Petrobras faz histórica descoberta de petróleo na foz do Amazonas, ampliando suas reservas na promissora Margem Equatorial brasileira em águas profundas do Amapá.

A Petrobras anunciou, em um comunicado na última sexta-feira, a descoberta de hidrocarbonetos em um poço localizado na Bacia da Foz do Amazonas, em águas profundas da costa do Amapá. Este evento marca a primeira identificação de petróleo pela estatal nessa região, representando um importante passo nas investigações que a Petrobras vem realizando na Margem Equatorial brasileira, uma área que tem gerado grande expectativa no setor de exploração de petróleo.

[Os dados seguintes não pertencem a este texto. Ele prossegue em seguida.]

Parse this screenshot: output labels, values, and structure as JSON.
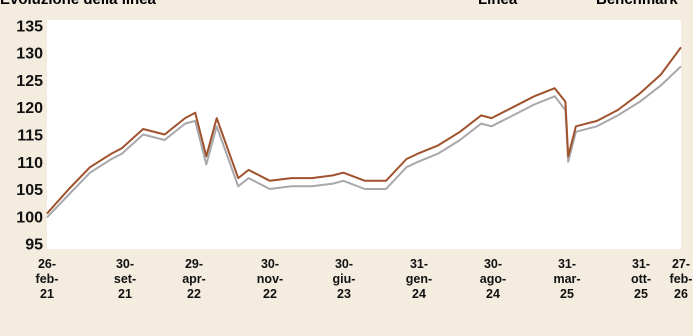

O poço, denominado Morpho (1-BRSA-1405-APS), foi perfurado no bloco FZA-M-59, a aproximadamente 175 km da costa do estado, em uma profundidade de água de 2.886 metros. A confirmação da presença de hidrocarbonetos foi realizada através da análise de perfis elétricos e indícios em rochas, e as operações de perfuração seguem para permitir uma avaliação mais aprofundada do potencial da área, com um compromisso explícito da empresa em atuar de forma segura, respeitando tanto o meio ambiente quanto as comunidades locais.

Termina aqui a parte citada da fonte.